Once the 10 different challengers for this season had been created from scratch, the idea was that drivers would be able to follow each other more closely – and potentially produce more overtaking moves and consistently exciting action.

It would be pushing it to say the new rules have been an unqualified success, especially in the minds of the racers themselves, but there was plenty of evidence available during the British GP of why most of the boxes have been ticked.

Never more so than in the laps after the Safety Car period, when five cars were jockeying for position to finish on the podium as Sergio Perez, Lewis Hamilton, Charles Leclerc, Fernando Alonso and Lando Norris – who ultimately finished second through to sixth behind winner Carlos Sainz – generated some breathtaking action.


Silverstone best example yet of 2022 regs taking effect

The superb ending to the British Grand Prix was proof that the 2022 cars can follow much more closely than their predecessors.


“This year’s race at Silverstone was a classic, and a perfect demonstration of what the sport was trying to achieve with these revolutionary new racing cars,” said Brawn, F1’s motorsports managing director, in his post-race column.

“We were treated to some fabulous racing. What pleased me was the precision the drivers could have with the cars. We saw countless fascinating battles that went for several corners with multiple changes of position.
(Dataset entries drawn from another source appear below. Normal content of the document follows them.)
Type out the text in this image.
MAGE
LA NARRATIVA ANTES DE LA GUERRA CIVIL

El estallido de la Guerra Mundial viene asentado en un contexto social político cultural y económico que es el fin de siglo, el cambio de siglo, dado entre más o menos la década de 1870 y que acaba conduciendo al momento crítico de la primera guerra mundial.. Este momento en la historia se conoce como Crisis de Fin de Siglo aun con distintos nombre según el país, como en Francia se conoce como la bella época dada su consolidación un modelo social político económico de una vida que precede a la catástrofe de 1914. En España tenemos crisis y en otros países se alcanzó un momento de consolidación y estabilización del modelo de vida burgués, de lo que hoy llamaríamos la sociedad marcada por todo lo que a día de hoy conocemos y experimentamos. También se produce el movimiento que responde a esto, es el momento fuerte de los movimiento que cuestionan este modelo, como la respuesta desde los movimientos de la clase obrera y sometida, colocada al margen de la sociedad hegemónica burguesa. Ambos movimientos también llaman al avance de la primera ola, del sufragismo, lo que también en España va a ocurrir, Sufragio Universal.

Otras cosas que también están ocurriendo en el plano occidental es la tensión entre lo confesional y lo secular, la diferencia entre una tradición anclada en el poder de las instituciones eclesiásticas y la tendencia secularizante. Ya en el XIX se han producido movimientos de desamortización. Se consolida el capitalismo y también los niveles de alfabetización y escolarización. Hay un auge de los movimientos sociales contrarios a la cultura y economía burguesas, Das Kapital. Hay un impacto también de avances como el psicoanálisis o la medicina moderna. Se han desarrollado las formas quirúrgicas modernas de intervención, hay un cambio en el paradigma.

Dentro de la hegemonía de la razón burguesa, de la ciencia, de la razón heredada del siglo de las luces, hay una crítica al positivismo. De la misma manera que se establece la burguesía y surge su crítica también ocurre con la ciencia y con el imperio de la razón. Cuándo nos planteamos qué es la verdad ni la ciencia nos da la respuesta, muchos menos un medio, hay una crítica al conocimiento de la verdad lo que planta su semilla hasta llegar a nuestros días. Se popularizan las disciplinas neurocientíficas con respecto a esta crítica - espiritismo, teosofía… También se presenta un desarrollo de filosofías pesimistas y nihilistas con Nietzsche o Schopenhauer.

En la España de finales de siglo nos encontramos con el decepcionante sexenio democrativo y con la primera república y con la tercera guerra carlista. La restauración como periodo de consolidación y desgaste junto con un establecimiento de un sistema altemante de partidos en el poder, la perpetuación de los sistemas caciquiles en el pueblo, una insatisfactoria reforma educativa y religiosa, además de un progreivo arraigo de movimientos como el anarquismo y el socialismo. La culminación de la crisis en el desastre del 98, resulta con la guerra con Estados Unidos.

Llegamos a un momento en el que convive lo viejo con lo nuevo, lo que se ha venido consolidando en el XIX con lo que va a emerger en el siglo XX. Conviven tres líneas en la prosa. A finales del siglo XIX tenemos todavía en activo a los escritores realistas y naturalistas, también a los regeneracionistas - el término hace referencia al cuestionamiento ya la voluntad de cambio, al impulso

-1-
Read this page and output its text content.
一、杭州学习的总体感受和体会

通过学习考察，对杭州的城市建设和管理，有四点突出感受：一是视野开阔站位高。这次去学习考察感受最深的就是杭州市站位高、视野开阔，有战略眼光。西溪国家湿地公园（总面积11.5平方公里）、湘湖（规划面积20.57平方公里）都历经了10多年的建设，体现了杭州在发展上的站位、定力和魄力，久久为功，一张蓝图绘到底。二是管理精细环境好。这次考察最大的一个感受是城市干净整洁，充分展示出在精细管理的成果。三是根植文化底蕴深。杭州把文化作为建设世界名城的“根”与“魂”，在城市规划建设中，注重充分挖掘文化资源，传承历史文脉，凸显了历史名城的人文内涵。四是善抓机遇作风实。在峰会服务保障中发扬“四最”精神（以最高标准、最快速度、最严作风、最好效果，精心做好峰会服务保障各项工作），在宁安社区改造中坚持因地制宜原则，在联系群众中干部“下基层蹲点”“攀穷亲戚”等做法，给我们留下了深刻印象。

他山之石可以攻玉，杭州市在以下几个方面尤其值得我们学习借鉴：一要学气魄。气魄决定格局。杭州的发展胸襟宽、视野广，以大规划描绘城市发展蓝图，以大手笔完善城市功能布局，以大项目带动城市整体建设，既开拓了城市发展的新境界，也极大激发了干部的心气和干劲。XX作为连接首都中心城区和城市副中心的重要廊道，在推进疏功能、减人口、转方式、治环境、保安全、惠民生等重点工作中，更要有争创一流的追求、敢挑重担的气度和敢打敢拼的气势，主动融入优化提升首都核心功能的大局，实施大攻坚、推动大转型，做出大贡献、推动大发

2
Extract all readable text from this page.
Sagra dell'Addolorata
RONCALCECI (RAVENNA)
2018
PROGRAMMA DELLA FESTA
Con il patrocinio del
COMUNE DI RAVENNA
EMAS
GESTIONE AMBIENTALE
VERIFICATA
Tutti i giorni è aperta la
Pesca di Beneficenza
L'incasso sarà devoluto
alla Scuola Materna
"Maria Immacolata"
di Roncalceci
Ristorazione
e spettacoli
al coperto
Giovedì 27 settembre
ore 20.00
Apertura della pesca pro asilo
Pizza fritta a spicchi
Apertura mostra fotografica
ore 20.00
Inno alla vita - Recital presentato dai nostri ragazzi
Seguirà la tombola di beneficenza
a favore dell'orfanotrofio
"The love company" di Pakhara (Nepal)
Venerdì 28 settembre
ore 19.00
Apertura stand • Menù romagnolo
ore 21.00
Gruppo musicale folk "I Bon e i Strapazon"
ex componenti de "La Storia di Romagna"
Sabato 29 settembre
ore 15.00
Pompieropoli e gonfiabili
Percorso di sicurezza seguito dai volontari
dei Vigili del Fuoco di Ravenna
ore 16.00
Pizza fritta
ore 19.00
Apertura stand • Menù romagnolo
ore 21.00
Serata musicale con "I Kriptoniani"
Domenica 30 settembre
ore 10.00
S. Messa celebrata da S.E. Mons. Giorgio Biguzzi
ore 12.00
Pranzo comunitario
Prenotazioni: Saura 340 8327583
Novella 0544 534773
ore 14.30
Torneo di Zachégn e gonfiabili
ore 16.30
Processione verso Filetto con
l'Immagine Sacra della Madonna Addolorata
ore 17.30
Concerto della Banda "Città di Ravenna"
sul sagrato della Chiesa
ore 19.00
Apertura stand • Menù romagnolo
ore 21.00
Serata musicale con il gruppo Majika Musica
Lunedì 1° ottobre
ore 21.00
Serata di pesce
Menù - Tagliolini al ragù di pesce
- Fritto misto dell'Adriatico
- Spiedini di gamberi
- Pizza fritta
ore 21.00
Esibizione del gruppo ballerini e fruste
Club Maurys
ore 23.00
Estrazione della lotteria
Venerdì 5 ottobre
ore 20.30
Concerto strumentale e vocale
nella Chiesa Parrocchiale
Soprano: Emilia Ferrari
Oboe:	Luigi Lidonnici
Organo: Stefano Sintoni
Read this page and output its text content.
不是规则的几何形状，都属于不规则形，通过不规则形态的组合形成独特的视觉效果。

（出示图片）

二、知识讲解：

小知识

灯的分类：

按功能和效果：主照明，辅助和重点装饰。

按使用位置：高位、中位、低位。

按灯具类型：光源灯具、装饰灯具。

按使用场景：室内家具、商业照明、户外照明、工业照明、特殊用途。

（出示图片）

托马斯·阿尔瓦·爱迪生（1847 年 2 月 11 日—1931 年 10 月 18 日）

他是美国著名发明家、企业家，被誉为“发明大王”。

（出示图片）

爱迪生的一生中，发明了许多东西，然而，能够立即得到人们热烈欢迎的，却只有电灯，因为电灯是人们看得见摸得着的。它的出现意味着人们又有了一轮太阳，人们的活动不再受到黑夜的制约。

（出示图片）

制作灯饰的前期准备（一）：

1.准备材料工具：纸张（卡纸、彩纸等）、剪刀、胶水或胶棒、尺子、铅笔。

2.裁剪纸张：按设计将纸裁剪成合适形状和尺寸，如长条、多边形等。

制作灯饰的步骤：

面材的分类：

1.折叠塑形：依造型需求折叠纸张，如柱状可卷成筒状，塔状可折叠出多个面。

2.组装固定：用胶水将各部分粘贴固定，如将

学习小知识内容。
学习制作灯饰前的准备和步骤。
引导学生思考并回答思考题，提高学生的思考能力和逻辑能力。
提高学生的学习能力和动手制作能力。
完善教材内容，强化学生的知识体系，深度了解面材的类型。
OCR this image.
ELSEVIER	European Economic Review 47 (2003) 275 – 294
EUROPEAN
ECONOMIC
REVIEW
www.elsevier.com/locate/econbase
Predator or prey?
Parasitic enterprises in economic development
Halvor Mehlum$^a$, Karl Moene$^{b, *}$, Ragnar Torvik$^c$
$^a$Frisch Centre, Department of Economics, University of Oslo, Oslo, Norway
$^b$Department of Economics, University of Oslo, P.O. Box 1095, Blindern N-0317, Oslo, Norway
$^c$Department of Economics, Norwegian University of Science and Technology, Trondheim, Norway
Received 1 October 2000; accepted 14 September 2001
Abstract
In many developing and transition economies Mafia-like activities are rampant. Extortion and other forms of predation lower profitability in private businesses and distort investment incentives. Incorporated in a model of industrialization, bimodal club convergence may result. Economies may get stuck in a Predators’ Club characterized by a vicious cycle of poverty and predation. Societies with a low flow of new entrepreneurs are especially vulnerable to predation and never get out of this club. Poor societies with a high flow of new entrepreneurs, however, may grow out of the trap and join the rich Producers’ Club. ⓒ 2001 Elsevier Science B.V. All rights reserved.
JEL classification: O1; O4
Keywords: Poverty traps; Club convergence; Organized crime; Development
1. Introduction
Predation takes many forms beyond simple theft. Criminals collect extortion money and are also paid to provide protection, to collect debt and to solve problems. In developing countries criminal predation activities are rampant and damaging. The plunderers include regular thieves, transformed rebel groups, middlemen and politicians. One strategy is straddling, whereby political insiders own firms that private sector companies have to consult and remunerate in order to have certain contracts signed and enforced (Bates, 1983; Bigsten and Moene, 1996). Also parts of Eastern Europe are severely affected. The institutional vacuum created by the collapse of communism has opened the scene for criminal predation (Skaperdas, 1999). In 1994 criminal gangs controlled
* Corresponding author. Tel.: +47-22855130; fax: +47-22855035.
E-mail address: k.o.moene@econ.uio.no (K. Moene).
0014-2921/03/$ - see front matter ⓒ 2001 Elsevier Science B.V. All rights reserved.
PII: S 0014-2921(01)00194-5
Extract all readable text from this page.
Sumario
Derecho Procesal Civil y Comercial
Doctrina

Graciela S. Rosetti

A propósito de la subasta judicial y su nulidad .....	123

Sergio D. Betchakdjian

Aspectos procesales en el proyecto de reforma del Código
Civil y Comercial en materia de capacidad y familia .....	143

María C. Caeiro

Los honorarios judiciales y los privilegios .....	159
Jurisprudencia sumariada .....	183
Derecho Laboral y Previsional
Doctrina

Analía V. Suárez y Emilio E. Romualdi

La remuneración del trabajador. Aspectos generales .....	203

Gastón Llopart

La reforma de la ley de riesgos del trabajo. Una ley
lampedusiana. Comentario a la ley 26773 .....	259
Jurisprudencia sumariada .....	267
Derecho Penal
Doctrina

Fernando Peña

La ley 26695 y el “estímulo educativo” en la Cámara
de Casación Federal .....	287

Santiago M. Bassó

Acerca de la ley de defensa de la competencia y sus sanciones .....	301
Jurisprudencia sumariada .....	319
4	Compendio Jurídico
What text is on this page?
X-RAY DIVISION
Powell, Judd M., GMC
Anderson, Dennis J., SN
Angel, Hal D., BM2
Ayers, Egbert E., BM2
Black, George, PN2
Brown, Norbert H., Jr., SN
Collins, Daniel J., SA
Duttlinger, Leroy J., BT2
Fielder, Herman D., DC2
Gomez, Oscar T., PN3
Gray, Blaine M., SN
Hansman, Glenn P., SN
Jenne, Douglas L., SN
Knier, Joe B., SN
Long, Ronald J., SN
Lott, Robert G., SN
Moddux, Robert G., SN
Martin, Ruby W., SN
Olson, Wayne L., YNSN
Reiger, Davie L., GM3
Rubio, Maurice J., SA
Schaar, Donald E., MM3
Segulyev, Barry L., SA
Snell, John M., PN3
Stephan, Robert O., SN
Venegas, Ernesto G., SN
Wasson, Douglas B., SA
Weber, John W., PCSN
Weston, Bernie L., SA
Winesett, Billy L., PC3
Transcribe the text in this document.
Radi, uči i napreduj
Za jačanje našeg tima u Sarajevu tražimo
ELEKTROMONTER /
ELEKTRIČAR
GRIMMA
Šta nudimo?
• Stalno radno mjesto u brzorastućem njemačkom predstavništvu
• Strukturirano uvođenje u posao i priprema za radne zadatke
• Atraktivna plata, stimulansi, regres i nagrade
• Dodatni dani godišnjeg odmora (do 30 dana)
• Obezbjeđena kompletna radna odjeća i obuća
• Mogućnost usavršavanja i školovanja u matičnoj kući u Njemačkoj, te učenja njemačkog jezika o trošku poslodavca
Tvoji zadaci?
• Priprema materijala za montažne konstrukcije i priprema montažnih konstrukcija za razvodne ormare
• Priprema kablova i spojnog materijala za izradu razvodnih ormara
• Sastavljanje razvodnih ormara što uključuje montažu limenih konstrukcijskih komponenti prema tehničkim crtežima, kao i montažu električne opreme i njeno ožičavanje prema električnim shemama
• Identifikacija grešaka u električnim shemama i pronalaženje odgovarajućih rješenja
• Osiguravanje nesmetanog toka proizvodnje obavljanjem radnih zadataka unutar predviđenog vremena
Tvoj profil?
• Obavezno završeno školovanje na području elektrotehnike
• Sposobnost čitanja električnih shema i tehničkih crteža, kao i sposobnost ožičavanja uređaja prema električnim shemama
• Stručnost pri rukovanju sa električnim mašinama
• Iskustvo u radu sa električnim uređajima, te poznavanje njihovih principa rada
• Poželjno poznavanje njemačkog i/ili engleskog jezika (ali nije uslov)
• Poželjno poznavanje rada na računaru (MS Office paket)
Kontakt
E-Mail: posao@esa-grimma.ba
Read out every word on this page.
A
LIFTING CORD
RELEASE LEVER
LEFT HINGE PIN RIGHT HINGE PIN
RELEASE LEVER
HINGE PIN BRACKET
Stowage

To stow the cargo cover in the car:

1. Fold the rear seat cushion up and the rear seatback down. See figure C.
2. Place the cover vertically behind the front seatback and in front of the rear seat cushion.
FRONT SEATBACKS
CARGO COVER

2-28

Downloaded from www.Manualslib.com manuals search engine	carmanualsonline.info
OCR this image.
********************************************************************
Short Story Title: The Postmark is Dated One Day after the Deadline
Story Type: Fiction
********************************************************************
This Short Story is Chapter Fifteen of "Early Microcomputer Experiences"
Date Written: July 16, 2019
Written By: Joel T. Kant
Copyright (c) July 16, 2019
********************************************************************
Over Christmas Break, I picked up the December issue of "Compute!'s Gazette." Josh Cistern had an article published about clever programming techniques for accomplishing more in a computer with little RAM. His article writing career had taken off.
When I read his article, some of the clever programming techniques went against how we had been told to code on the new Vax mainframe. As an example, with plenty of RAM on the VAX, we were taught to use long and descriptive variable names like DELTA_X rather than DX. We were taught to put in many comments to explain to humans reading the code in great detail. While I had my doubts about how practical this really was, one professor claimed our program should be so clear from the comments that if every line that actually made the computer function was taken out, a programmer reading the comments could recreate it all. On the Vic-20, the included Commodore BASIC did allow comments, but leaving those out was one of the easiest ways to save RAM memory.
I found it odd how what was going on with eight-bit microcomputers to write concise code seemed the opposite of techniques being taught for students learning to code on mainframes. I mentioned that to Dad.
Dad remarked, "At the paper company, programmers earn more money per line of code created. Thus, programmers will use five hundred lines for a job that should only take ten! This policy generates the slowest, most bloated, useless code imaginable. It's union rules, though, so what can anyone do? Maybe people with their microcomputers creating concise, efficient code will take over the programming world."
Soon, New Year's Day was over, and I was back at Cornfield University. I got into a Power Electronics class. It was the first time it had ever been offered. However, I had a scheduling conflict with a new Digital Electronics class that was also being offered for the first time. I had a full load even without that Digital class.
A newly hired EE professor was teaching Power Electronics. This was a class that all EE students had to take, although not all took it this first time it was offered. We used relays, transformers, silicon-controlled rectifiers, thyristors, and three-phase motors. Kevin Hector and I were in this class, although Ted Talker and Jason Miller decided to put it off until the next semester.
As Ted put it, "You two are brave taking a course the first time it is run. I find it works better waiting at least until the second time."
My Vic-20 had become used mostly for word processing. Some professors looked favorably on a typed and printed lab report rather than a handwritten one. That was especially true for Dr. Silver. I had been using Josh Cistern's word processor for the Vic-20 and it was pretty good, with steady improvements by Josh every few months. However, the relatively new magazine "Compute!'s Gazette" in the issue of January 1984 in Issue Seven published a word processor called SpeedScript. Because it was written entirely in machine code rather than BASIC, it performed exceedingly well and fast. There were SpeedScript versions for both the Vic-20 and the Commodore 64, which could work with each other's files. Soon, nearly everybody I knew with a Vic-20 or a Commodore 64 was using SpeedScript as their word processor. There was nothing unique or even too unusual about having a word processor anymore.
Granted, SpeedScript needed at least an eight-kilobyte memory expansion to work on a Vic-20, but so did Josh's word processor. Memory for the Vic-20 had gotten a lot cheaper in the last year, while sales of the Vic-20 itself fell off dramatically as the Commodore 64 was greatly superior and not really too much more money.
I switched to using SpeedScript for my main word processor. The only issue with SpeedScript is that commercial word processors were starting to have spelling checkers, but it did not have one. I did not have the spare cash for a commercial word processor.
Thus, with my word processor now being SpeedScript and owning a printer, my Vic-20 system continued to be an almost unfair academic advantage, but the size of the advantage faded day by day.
“We saw drivers were able to take multiple lines with these new cars and that allowed for two, three or even four cars going almost side-by-side.

“The quality of the passes was high too. Drivers really had to work to get a move done – it wasn’t simply a case of using DRS to fly by.

“The drivers are enjoying these cars and have been very positive. They have all appreciated the change and the new-found ability to get up close to other cars.

“Many of them have qualified that while it doesn’t always lead to straightforward overtaking, the chance to sit on the tail and pressurise and try to force a mistake is significantly improved. I don’t think there has been a single driver who has not acknowledged or been enthused by that.”

Brawn therefore feels the FIA and F1 have been vindicated in the decision they made, and will be beneficial for the sport’s future.

“The frequency where cars are following for consecutive laps and challenging for consecutive laps is much better this year than in previous years,” he added.

“What it demonstrates is the direction F1 and the FIA have gone in is absolutely the right direction to follow, and the sport can go forward with renewed confidence that this approach is what’s needed for the future.

“It must always be a significant factor in the design and modification of these cars.”